Le deux septembre deux mille deux est un grand jour pour le rendez-vous avec la vérité calculée. Ce jour-là, la forme et le but coïncident parfaitement dans un corps bâtard. Une ville amazighophone, dite Nador, va être jaugée sur tous les plans à la lumière des réalisations faites par le président de la commune. C'est sûr, y a beaucoup de choses à dire si l'on a l'intention de parler objectivement. L'on va entendre que cette ville est très sale, étoilée de trous et de fosses, munie de services pouilleux, dirigée par des responsables irresponsables… Mais, ce qui était encore plus intéressant à voir, c'est le fait d'assister à une «conférence» de presse présidée par un politique qui ne maîtrise aucune langue, qui a si honte de parler en tamazight jusqu'au point de s'aventurer «à la manière de Don Quichotte», hélas, dans la langue des autres, dans un arabe déchiqueté et un castillan pénible, qui arrive très tard, qui raisonne à force de hurler «bêtement», qui fuit les questions à la fin de la rencontre, cela est en plus d'être le comble de la bêtise, ne peut se passer qu'à Nador, dans le cercle de ses représentants..

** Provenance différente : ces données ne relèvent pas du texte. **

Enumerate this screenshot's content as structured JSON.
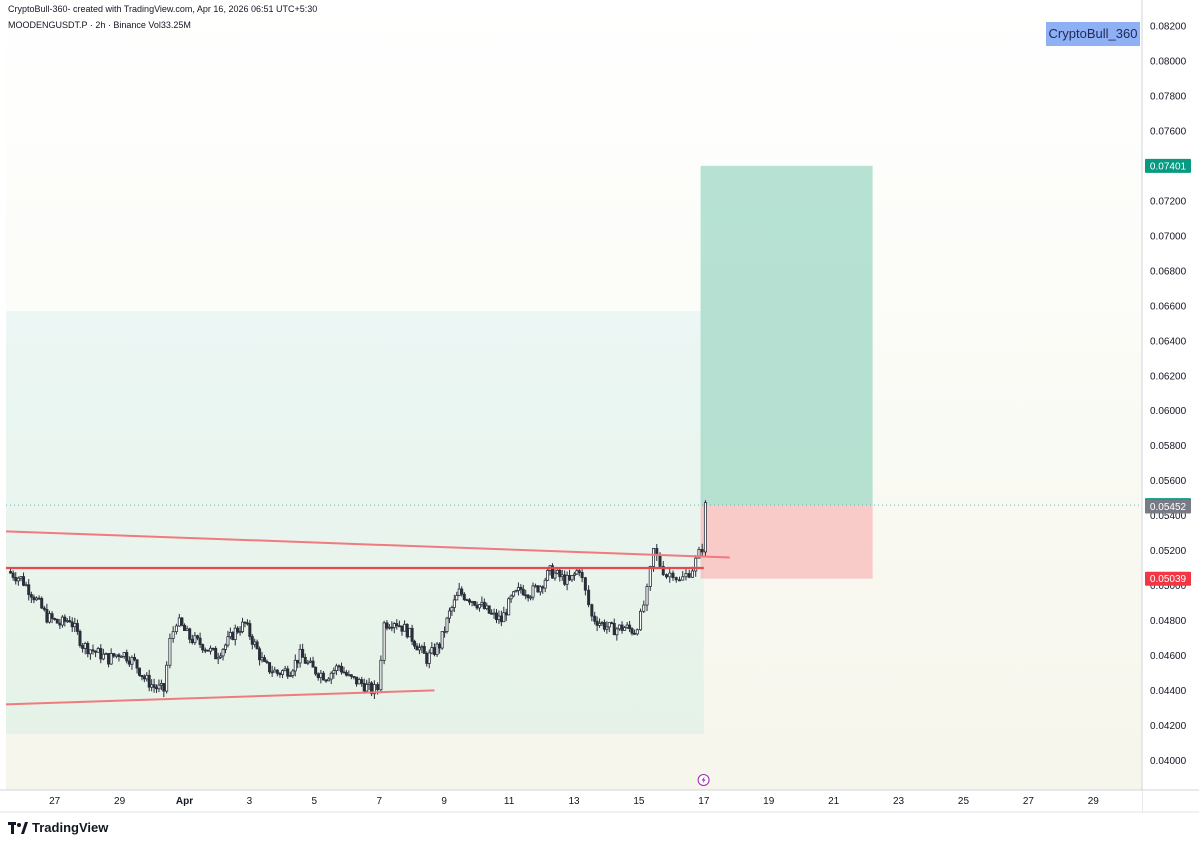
{
  "header": {
    "line1": "CryptoBull-360- created with TradingView.com, Apr 16, 2026 06:51 UTC+5:30",
    "line2": "MOODENGUSDT.P · 2h · Binance  Vol33.25M"
  },
  "watermark_badge": "CryptoBull_360",
  "branding": {
    "logo_text": "TradingView"
  },
  "colors": {
    "up": "#26a69a",
    "down": "#ef5350",
    "candle": "#2a2e39",
    "trendline": "#f07a7e",
    "resistance": "#e8484f",
    "target_zone": "#9fd8c6",
    "stop_zone": "#f7b9b9",
    "price_tag_green": "#089981",
    "price_tag_red": "#f23645",
    "price_tag_gray": "#787b86"
  },
  "chart_data": {
    "type": "candlestick",
    "title": "",
    "symbol": "MOODENGUSDT.P",
    "interval": "2h",
    "exchange": "Binance",
    "volume": "Vol33.25M",
    "x_tick_labels": [
      "27",
      "29",
      "Apr",
      "3",
      "5",
      "7",
      "9",
      "11",
      "13",
      "15",
      "17",
      "19",
      "21",
      "23",
      "25",
      "27",
      "29"
    ],
    "x_tick_days": [
      -4,
      -2,
      0,
      2,
      4,
      6,
      8,
      10,
      12,
      14,
      16,
      18,
      20,
      22,
      24,
      26,
      28
    ],
    "x_range_days": [
      -5.5,
      29.5
    ],
    "y_tick_labels": [
      "0.04000",
      "0.04200",
      "0.04400",
      "0.04600",
      "0.04800",
      "0.05000",
      "0.05200",
      "0.05400",
      "0.05600",
      "0.05800",
      "0.06000",
      "0.06200",
      "0.06400",
      "0.06600",
      "0.06800",
      "0.07000",
      "0.07200",
      "0.07400",
      "0.07600",
      "0.07800",
      "0.08000",
      "0.08200"
    ],
    "y_range": [
      0.0383,
      0.0835
    ],
    "grid": false,
    "price_labels": [
      {
        "text": "0.07401",
        "value": 0.07401,
        "style": "green"
      },
      {
        "text": "0.05460",
        "value": 0.0546,
        "style": "green"
      },
      {
        "text": "0.05452",
        "value": 0.05452,
        "style": "gray"
      },
      {
        "text": "0.05039",
        "value": 0.05039,
        "style": "red"
      }
    ],
    "position": {
      "type": "long",
      "entry": 0.0546,
      "target": 0.07401,
      "stop": 0.05039,
      "start_day": 15.9,
      "end_day": 21.2
    },
    "trendlines": [
      {
        "name": "descending",
        "from": {
          "day": -5.5,
          "price": 0.0531
        },
        "to": {
          "day": 16.8,
          "price": 0.0516
        }
      },
      {
        "name": "ascending-support",
        "from": {
          "day": -5.5,
          "price": 0.0432
        },
        "to": {
          "day": 7.7,
          "price": 0.044
        }
      },
      {
        "name": "horizontal-resistance",
        "from": {
          "day": -5.5,
          "price": 0.051
        },
        "to": {
          "day": 16.0,
          "price": 0.051
        }
      }
    ],
    "background_zone": {
      "from_day": -5.5,
      "to_day": 16.0,
      "top": 0.0657,
      "bottom": 0.0415
    },
    "price_path": [
      {
        "day": -5.4,
        "price": 0.0508
      },
      {
        "day": -5.0,
        "price": 0.0504
      },
      {
        "day": -4.6,
        "price": 0.0494
      },
      {
        "day": -4.2,
        "price": 0.0482
      },
      {
        "day": -3.8,
        "price": 0.0478
      },
      {
        "day": -3.5,
        "price": 0.0481
      },
      {
        "day": -3.1,
        "price": 0.0466
      },
      {
        "day": -2.7,
        "price": 0.0462
      },
      {
        "day": -2.3,
        "price": 0.0458
      },
      {
        "day": -1.9,
        "price": 0.0462
      },
      {
        "day": -1.5,
        "price": 0.0456
      },
      {
        "day": -1.2,
        "price": 0.0447
      },
      {
        "day": -0.9,
        "price": 0.0442
      },
      {
        "day": -0.6,
        "price": 0.044
      },
      {
        "day": -0.4,
        "price": 0.0468
      },
      {
        "day": -0.2,
        "price": 0.048
      },
      {
        "day": 0.2,
        "price": 0.047
      },
      {
        "day": 0.6,
        "price": 0.0466
      },
      {
        "day": 1.0,
        "price": 0.046
      },
      {
        "day": 1.3,
        "price": 0.0466
      },
      {
        "day": 1.6,
        "price": 0.0474
      },
      {
        "day": 1.9,
        "price": 0.0478
      },
      {
        "day": 2.2,
        "price": 0.0466
      },
      {
        "day": 2.5,
        "price": 0.0454
      },
      {
        "day": 2.9,
        "price": 0.045
      },
      {
        "day": 3.3,
        "price": 0.0452
      },
      {
        "day": 3.6,
        "price": 0.046
      },
      {
        "day": 4.0,
        "price": 0.0452
      },
      {
        "day": 4.4,
        "price": 0.0448
      },
      {
        "day": 4.8,
        "price": 0.0454
      },
      {
        "day": 5.1,
        "price": 0.0447
      },
      {
        "day": 5.5,
        "price": 0.0444
      },
      {
        "day": 5.8,
        "price": 0.044
      },
      {
        "day": 6.0,
        "price": 0.0441
      },
      {
        "day": 6.2,
        "price": 0.0478
      },
      {
        "day": 6.5,
        "price": 0.048
      },
      {
        "day": 6.9,
        "price": 0.0474
      },
      {
        "day": 7.2,
        "price": 0.0466
      },
      {
        "day": 7.5,
        "price": 0.0458
      },
      {
        "day": 7.9,
        "price": 0.0466
      },
      {
        "day": 8.2,
        "price": 0.0484
      },
      {
        "day": 8.5,
        "price": 0.0496
      },
      {
        "day": 8.9,
        "price": 0.0492
      },
      {
        "day": 9.2,
        "price": 0.0488
      },
      {
        "day": 9.5,
        "price": 0.0483
      },
      {
        "day": 9.8,
        "price": 0.048
      },
      {
        "day": 10.1,
        "price": 0.0492
      },
      {
        "day": 10.4,
        "price": 0.0498
      },
      {
        "day": 10.7,
        "price": 0.0496
      },
      {
        "day": 11.0,
        "price": 0.05
      },
      {
        "day": 11.3,
        "price": 0.0508
      },
      {
        "day": 11.6,
        "price": 0.0505
      },
      {
        "day": 11.9,
        "price": 0.0502
      },
      {
        "day": 12.2,
        "price": 0.051
      },
      {
        "day": 12.4,
        "price": 0.0496
      },
      {
        "day": 12.6,
        "price": 0.0482
      },
      {
        "day": 12.9,
        "price": 0.0478
      },
      {
        "day": 13.2,
        "price": 0.0475
      },
      {
        "day": 13.6,
        "price": 0.0476
      },
      {
        "day": 13.9,
        "price": 0.0474
      },
      {
        "day": 14.1,
        "price": 0.0482
      },
      {
        "day": 14.3,
        "price": 0.0496
      },
      {
        "day": 14.5,
        "price": 0.052
      },
      {
        "day": 14.7,
        "price": 0.0512
      },
      {
        "day": 14.9,
        "price": 0.0506
      },
      {
        "day": 15.1,
        "price": 0.0508
      },
      {
        "day": 15.3,
        "price": 0.0502
      },
      {
        "day": 15.5,
        "price": 0.0506
      },
      {
        "day": 15.7,
        "price": 0.051
      },
      {
        "day": 15.9,
        "price": 0.0518
      },
      {
        "day": 16.0,
        "price": 0.0522
      },
      {
        "day": 16.1,
        "price": 0.05452
      }
    ]
  }
}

Devant une cinquantaine de canards connus et inconnus, Yahya Yahya expose dans une langue «peu convaincante», des idées nostalgiques d'un temps où Nador était une grande ville bien organisée, sans les nécessaires trous sur les voies, dans les administrations et les fosses  indélébiles… Ce temps-là, existe-t-il vraiment?  Ce temps n'existe que pour l'addition «minutieuse» des comptes, des comptes à rendre, des comptes célébrés justement à la même époque, cinq ans avant, par le cousin Tariq Yahya, maintenant le coupable. Où va le destin de Nador immiscé totalement dans la saga obscure  des Yahya? Cette réflexion nous obnubile jusqu'au point de se dire dans quel téléfilm de quatre sous on se trouve inséré…

Ce jour-là, tout le monde a l'air curieux: voici revenu le temps des hommes honnêtes qui hurlent des lois, jurent de dire tout. Par souci constant de «mourir pour ce bout de terre»! Quelle leçon de patriotisme à l'orée des élections! Et la couleur rose, et la main tendue, symboles d'un parti précis! Travail niais assumé par un président! Le président tremble, il a peur: quelque chose lui fait défaut. A aucun moment, il n'ose nommer le cousin malimé, mais oui le gouverneur. Qui lui dicte ce comportement? Y a-t-il d'autres comptes circonspects?

Le discours cahotant est pimenté d'une série de photos réalistes dignes de Zola ou de Balzac: des mendiants, des fous, des clochards... Ensuite, des photocopies de chèques (pots de vin) et des spéculations immobilières et… et… Mais tout cela est naturel à Nador! A la fin, une allocution morale ou moralisante sur l'état des lieux de la ville. Au moins, y a un président consciencieux des faits! La vérité naît d'un pouvoir, d'un système ou d'un régime. Ces trois espaces la produisent, parfois la reproduisent. Où est la vérité alors? Qui croire?

Au fait, personne ne sait ce que défend le président de la Chambre de l'Artisant à Nador. Il est arrivé en retard. Il est parti très tôt, fuyant les questions de peur de se faire canarder. Des mains, invisibles et prestidigitatrices, tissent son discours: ficelé et argumenté dans un compact-disque offert aux journalistes dans un arabe parfait!

Faut dire, à la fin, les choses ont beaucoup évolué, et le cours retracé s'avère une aventure dangereuse ou une mésaventure pitoyable.